The Public Service of the Future


James L. Perry is Distinguished Professor, School of Public and Environmental Affairs, Indiana University, Bloomington, and Department of Public Administration, Yonsei University, Seoul, South Korea. He is coeditor of Motivation in Public Management: The Call of Public Service (Oxford University Press, 2008) and editor of the Jossey-Bass Reader on Nonprofit and Public Leadership (2010). His current research interests include public service motivation, collaboration, and shared leadership.,

Neal D. Buckwalter is a doctoral candidate in the School of Public and Environmental Affairs at Indiana University, Bloomington. His research interests include the role of transparency in government administration, state and local government structure, and fiscal capacity. Concurrent interests include public service structures and the potential to strengthen capacity through effective mentoring efforts.


This article seeks to identify the status and infrastructure of public service in 2020. It first examines Leonard White’s early effort at predicting a future search for public service, written in 1942, but with an eye toward the 1950s and 1960s. The authors assess the subsequent structural and ideological development of public service to lay a framework for their own projection of the public service of the future. They anticipate important foundational shifts that will lead to a revaluing of public service and opportunities to reinvigorate public work. The authors conclude with a list of six specific public service infrastructure changes that they anticipate will become manifest by 2020.

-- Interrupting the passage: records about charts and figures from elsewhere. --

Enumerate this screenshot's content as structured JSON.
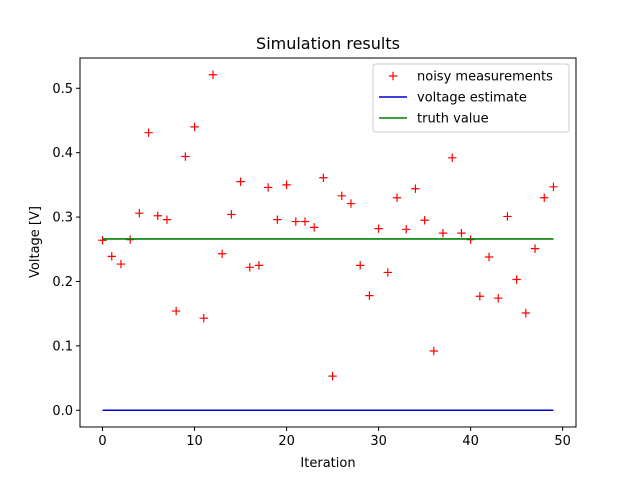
{
  "chart_data": {
    "type": "line",
    "title": "Simulation results",
    "xlabel": "Iteration",
    "ylabel": "Voltage [V]",
    "xlim": [
      -2.45,
      51.45
    ],
    "ylim": [
      -0.026,
      0.547
    ],
    "xticks": [
      0,
      10,
      20,
      30,
      40,
      50
    ],
    "yticks": [
      0.0,
      0.1,
      0.2,
      0.3,
      0.4,
      0.5
    ],
    "xtick_labels": [
      "0",
      "10",
      "20",
      "30",
      "40",
      "50"
    ],
    "ytick_labels": [
      "0.0",
      "0.1",
      "0.2",
      "0.3",
      "0.4",
      "0.5"
    ],
    "grid": false,
    "legend_position": "upper right",
    "series": [
      {
        "name": "noisy measurements",
        "style": "markers",
        "marker": "+",
        "color": "#ff0000",
        "x": [
          0,
          1,
          2,
          3,
          4,
          5,
          6,
          7,
          8,
          9,
          10,
          11,
          12,
          13,
          14,
          15,
          16,
          17,
          18,
          19,
          20,
          21,
          22,
          23,
          24,
          25,
          26,
          27,
          28,
          29,
          30,
          31,
          32,
          33,
          34,
          35,
          36,
          37,
          38,
          39,
          40,
          41,
          42,
          43,
          44,
          45,
          46,
          47,
          48,
          49
        ],
        "y": [
          0.264,
          0.239,
          0.227,
          0.265,
          0.306,
          0.431,
          0.302,
          0.296,
          0.154,
          0.394,
          0.44,
          0.143,
          0.521,
          0.243,
          0.304,
          0.355,
          0.222,
          0.225,
          0.346,
          0.296,
          0.35,
          0.293,
          0.293,
          0.284,
          0.361,
          0.053,
          0.333,
          0.321,
          0.225,
          0.178,
          0.282,
          0.214,
          0.33,
          0.281,
          0.344,
          0.295,
          0.092,
          0.275,
          0.392,
          0.275,
          0.265,
          0.177,
          0.238,
          0.174,
          0.301,
          0.203,
          0.151,
          0.251,
          0.33,
          0.347
        ]
      },
      {
        "name": "voltage estimate",
        "style": "line",
        "color": "#0000cc",
        "x": [
          0,
          49
        ],
        "y": [
          0.0,
          0.0
        ]
      },
      {
        "name": "truth value",
        "style": "line",
        "color": "#008000",
        "x": [
          0,
          49
        ],
        "y": [
          0.266,
          0.266
        ]
      }
    ]
  }
}
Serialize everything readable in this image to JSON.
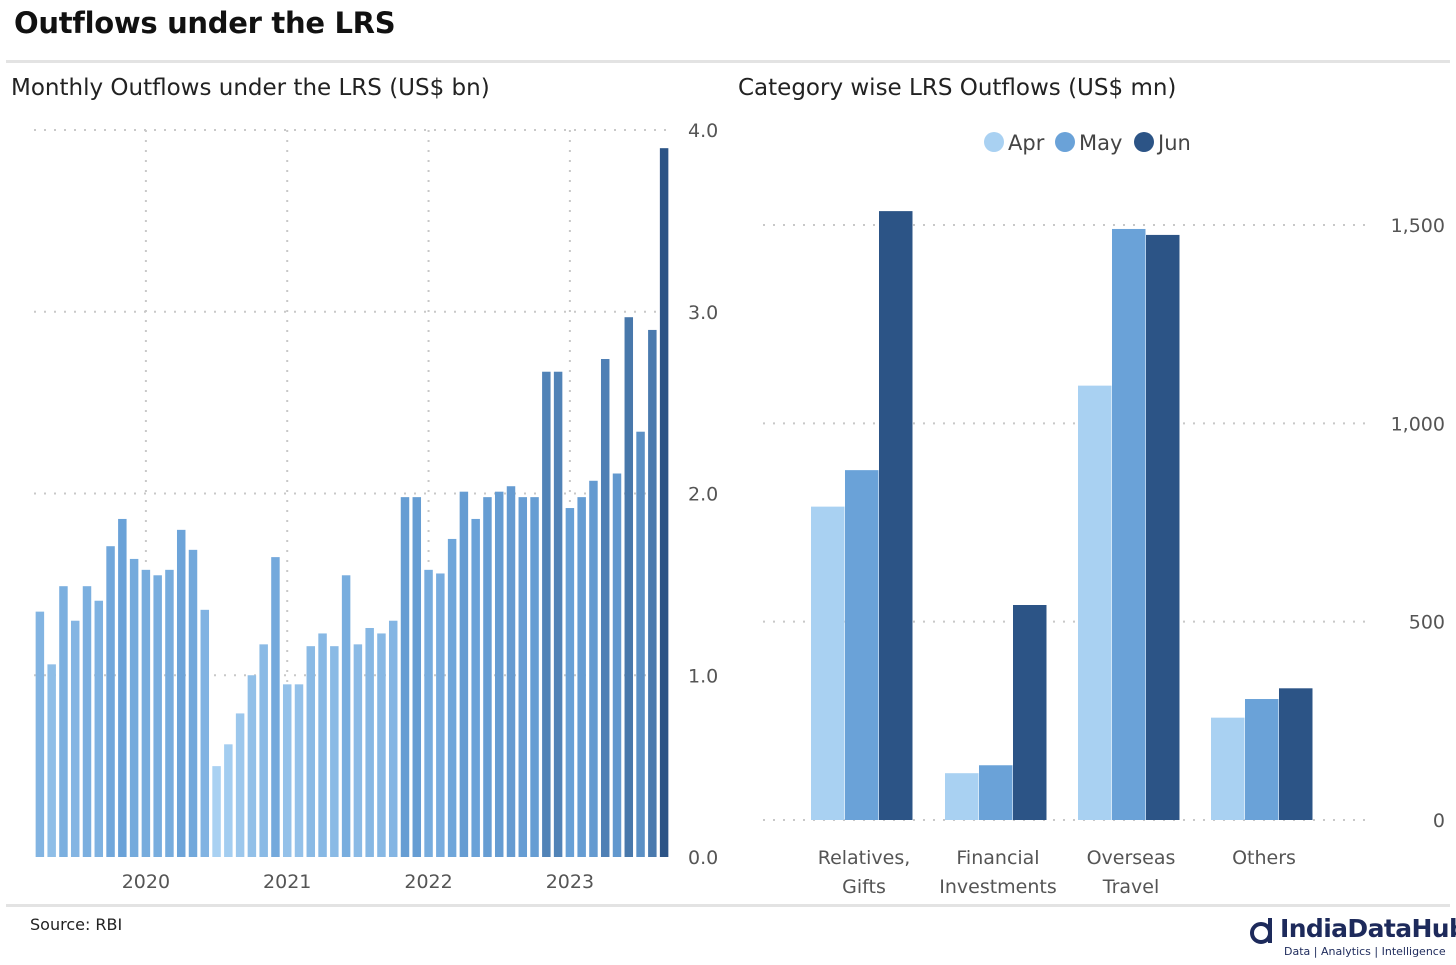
{
  "title": "Outflows under the LRS",
  "source": "Source: RBI",
  "logo": {
    "name": "IndiaDataHub",
    "tagline": "Data | Analytics | Intelligence"
  },
  "chart_data": [
    {
      "type": "bar",
      "title": "Monthly Outflows under the LRS (US$ bn)",
      "xlabel": "",
      "ylabel": "",
      "ylim": [
        0,
        4
      ],
      "yticks": [
        "0.0",
        "1.0",
        "2.0",
        "3.0",
        "4.0"
      ],
      "xticks": [
        "2020",
        "2021",
        "2022",
        "2023"
      ],
      "grid": true,
      "colors": {
        "light": "#a9d1f2",
        "mid": "#6aa2d8",
        "dark": "#2c5486"
      },
      "values": [
        1.35,
        1.06,
        1.49,
        1.3,
        1.49,
        1.41,
        1.71,
        1.86,
        1.64,
        1.58,
        1.55,
        1.58,
        1.8,
        1.69,
        1.36,
        0.5,
        0.62,
        0.79,
        1.0,
        1.17,
        1.65,
        0.95,
        0.95,
        1.16,
        1.23,
        1.16,
        1.55,
        1.17,
        1.26,
        1.23,
        1.3,
        1.98,
        1.98,
        1.58,
        1.56,
        1.75,
        2.01,
        1.86,
        1.98,
        2.01,
        2.04,
        1.98,
        1.98,
        2.67,
        2.67,
        1.92,
        1.98,
        2.07,
        2.74,
        2.11,
        2.97,
        2.34,
        2.9,
        3.9
      ]
    },
    {
      "type": "bar",
      "title": "Category wise LRS Outflows (US$ mn)",
      "xlabel": "",
      "ylabel": "",
      "ylim": [
        0,
        1700
      ],
      "yticks": [
        "0",
        "500",
        "1,000",
        "1,500"
      ],
      "legend": "top",
      "grid": true,
      "categories": [
        [
          "Relatives,",
          "Gifts"
        ],
        [
          "Financial",
          "Investments"
        ],
        [
          "Overseas",
          "Travel"
        ],
        [
          "Others"
        ]
      ],
      "series": [
        {
          "name": "Apr",
          "color": "#a9d1f2",
          "values": [
            790,
            118,
            1095,
            258
          ]
        },
        {
          "name": "May",
          "color": "#6aa2d8",
          "values": [
            882,
            138,
            1490,
            305
          ]
        },
        {
          "name": "Jun",
          "color": "#2c5486",
          "values": [
            1535,
            542,
            1475,
            332
          ]
        }
      ]
    }
  ]
}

Guest editors’ note: In 1942, the University of Chicago Press published a book edited by Leonard D. White titled The Future of Government in the United States. Each chapter in the book presents predictions concerning the future of U.S. public administration. In this article, James L. Perry and Neal D. Buckwalter examine White’s predictions for the future of public service published in that book, comment on whether White’s predictions were correct, and look to the future to examine public administration in 2020.